Outlook: Amazon expects Q1 sales between $69 billion and $73 billion. Operating income is projected at $3 billion to $4.2 billion, compared with $4.4 billion in Q1 2019.

Amazon Web Services: Amazon’s cloud business was up 34 percent at $9.95 billion, with $2.6 billion in operating income, continuing to help drive Amazon’s profits.

Prime: Amazon CEO Jeff Bezos, who saw his net worth surge by more than $12 billion on Thursday, announced that the company surpassed 150 million paid Prime subscribers globally after the biggest quarter in Prime history. The milestone comes less than two years after the company disclosed the number of Prime members for the first time, saying in April 2018 that it had reached 100 million Prime members globally.

Subscription services revenue, which includes Prime memberships, came in at $5.2 billion, up 32 percent.

(GeekWire Photo / Kevin Lisota)

Shipping costs: Amazon’s shipping costs have ballooned in recent years as the company expands its 1-day delivery initiative that launched this past April. During Q4, Amazon spent $12.9 billion on shipping, up 43 percent. In 2019 as a whole, Amazon spent $37.9 billion on shipping, an increase of 37 percent from 2018.
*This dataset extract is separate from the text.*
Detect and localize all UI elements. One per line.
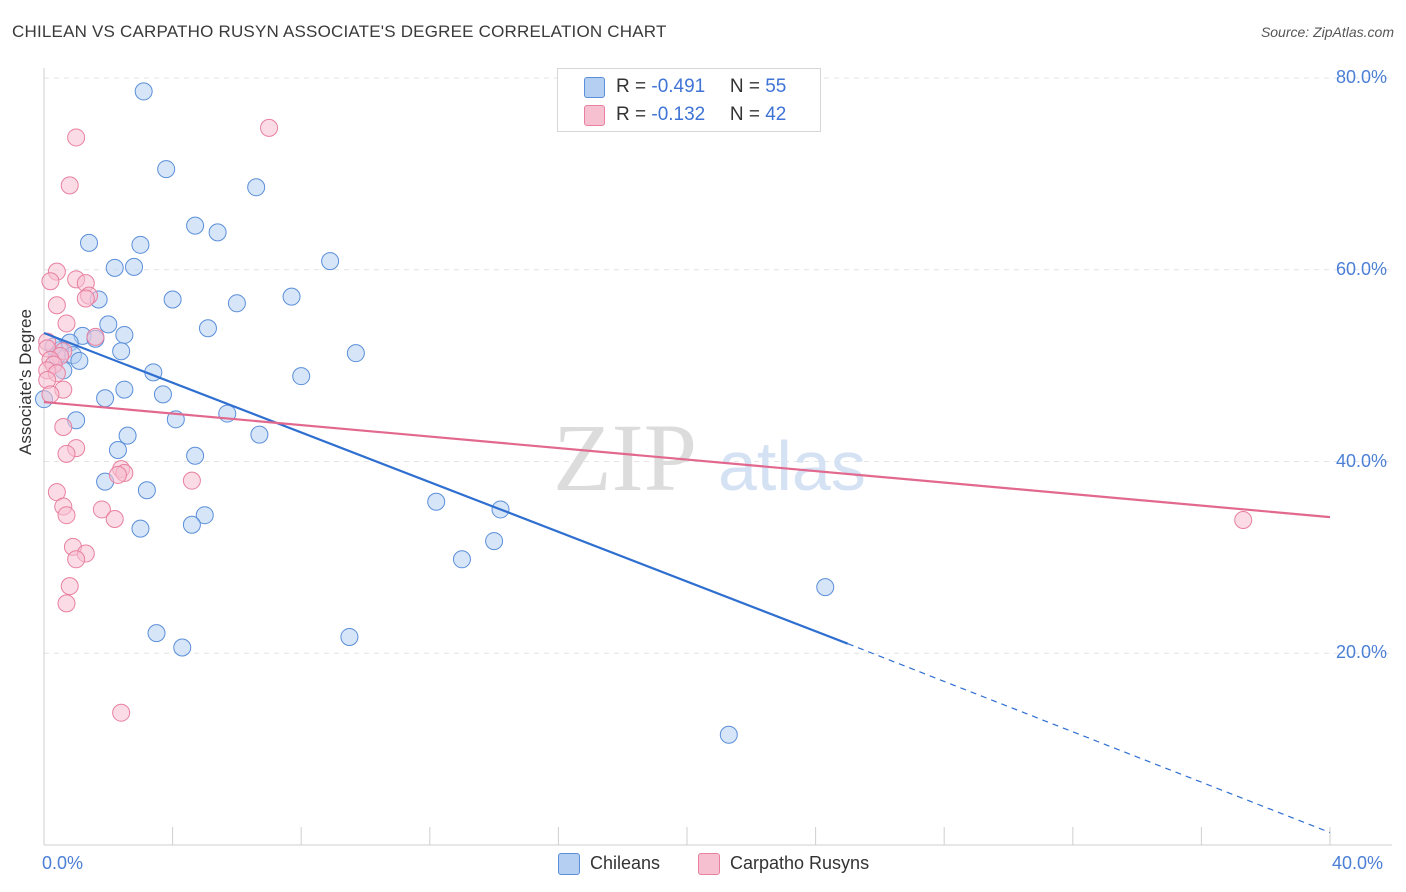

Amazon chief financial officer Brian Olsavsky previously said the company would spend $1.5 billion during its fourth quarter to roll out 1-day shipping. On Thursday he told reporters that spending came in slightly under $1.5 billion. “We are getting more efficient as we go,” Olsavsky said. He said the company expects an approximately $1 billion transportation cost penalty in Q1 related to the 1-day initiative.
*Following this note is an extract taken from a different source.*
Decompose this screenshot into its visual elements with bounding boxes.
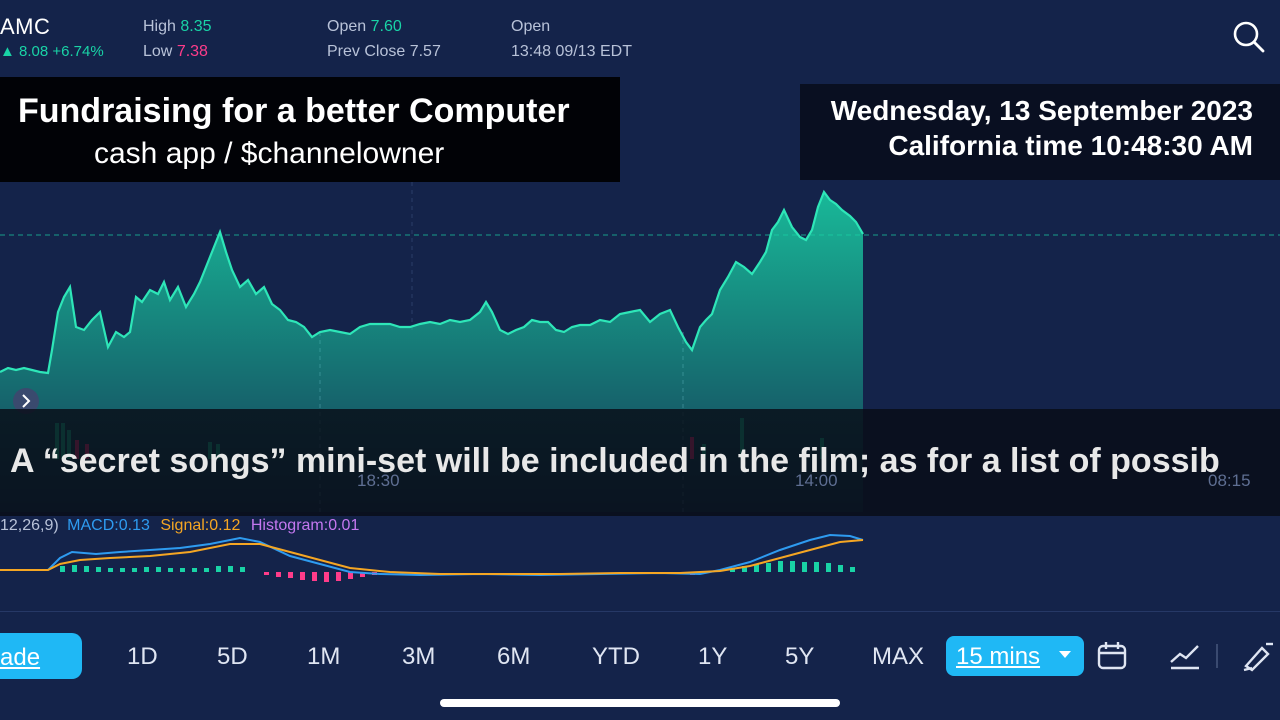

Advertising: The company’s growing advertising arm doesn’t have its own category and is listed under a category called “Other.” That category brought in $4.8 billion in revenue in the quarter, up 41 percent over a year ago.

Physical stores: Amazon posted $4.4 billion in revenue for this category, which includes Whole Foods and Amazon Go stores. That’s down 1 percent.

On the call with reporters, Olsavsky said the number of online orders made via Amazon Fresh and Whole Foods doubled year-over-year. “We’re seeing a lot of success in home delivery of groceries, and that’s where a lot of the Whole Foods growth has been,” he said. Amazon in October made grocery delivery a built-in benefit of Prime membership — no longer charging an extra $15 per month, or $180 per year, for Amazon Fresh delivery on top of the $119 annual Prime fee.

Headcount: Amazon now employs 798,000 people, up 23 percent year-over-year.